我的节点面临内存泄漏问题。js代码。我试图流式读取一个有100k行的CSV(链接中的示例文件)文件,并处理文件中的每个条目。进程在一段时间后发生内存分配错误。
"致命错误:堆限制附近无效的标记压缩分配失败-JavaScript堆内存溢出"
示例csv:
我的代码示例
const fs = require('fs');
const config = require('../config/config');
const csv = require('csv-parser');
const tls = require('../services/tls');
processCSV('crawler', 'sample-csv.csv');
流进程csv文件与100k条目
async function processCSV (jobName, fileName) {
return new Promise((resolve, reject) => {
let filePath = config.api.basePath + fileName;
fs.createReadStream(filePath)
.on('error', () => {
// handle error
console.log('error processing csv');
reject();
})
.pipe(csv())
.on('data', (row) => {
createJob(jobName, row);
})
.on('end', () => {
// handle end of CSV
console.log('Finished processing csv');
resolve(filePath);
})
});
}
验证csv文件中的每个url
async function createJob (name, data) {
let {hostname, port, ip} = data;
let protocol = 'https';
if (port === 80) {
protocol = 'http';
}
let url = protocol + '://' + hostname;
try {
await tls.getHostData(url); // call an external api to get details of hostname
return url;
} catch (error) {
return error;
}
}
我不知道哪个函数导致了内存泄漏。
在我看来,您正在为CSV文件中的每一行调用createJobs()
,您可能会使这些作业中的每一个都同时处于进程和内存中。这可能会耗尽系统资源,特别是在文件中有大量行的情况下。

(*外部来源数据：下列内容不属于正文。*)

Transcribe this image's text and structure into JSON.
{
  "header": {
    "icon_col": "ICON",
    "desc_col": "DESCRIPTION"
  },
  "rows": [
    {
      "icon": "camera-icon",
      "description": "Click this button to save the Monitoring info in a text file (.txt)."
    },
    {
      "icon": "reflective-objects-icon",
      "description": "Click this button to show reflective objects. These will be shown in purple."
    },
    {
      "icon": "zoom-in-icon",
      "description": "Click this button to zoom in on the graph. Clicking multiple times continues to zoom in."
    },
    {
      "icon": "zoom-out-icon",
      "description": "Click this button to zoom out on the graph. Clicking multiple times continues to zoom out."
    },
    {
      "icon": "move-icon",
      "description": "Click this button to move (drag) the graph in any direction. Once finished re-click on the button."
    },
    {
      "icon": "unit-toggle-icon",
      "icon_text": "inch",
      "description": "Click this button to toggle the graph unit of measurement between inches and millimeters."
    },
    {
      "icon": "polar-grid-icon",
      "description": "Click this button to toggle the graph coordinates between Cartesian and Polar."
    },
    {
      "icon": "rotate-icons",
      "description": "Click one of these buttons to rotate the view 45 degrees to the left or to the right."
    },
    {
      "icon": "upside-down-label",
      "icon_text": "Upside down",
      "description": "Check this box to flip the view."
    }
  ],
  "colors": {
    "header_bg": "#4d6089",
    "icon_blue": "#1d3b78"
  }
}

解决这个问题的一个方法是调整代码,以便只有NcreateJob()
操作同时处于“运行中”。有一种方法可以做到这一点,即当您同时到达最大请求数时暂停流,然后在有更多空间时恢复流:
async function processCSV (jobName, fileName) {
return new Promise((resolve, reject) => {
let filePath = config.api.basePath + fileName;
let numConcurrent = 0;
let paused = false;
const maxConcurrent = 10;
let stream = fs.createReadStream(filePath)
.on('error', (err) => {
// handle error
console.log('error processing csv');
reject(err);
})
.pipe(csv())
.on('data', (row) => {
function checkResume() {
--numConcurrent;
if (paused && numConcurrent < maxConcurrent) {
// restart the stream, there's room for more
paused = false;
stream.resume();
}
}
++numConcurrent;
createJob(jobName, row).then(checkResume, checkResume);
if (numConcurrent >= maxConcurrent) {
// pause the stream because we have max number of operations going
stream.pause();
paused = true;
}
})
.on('end', () => {
// handle end of CSV
console.log('Finished processing csv');
resolve(filePath);
})
});
}
async function createJob (name, data) {
let {hostname, port, ip} = data;
let protocol = 'https';
if (port === 80) {
protocol = 'http';
}
let url = protocol + '://' + hostname;
try {
await tls.getHostData(url); // call an external api to get details of hostname
return url;
} catch (error) {
// make sure returned promise is rejected
throw error;
}
}
注意:如果在处理给定行时出现错误,这个实现(就像您在问题中显示的那样)会继续运行。这种行为可以根据欲望而改变。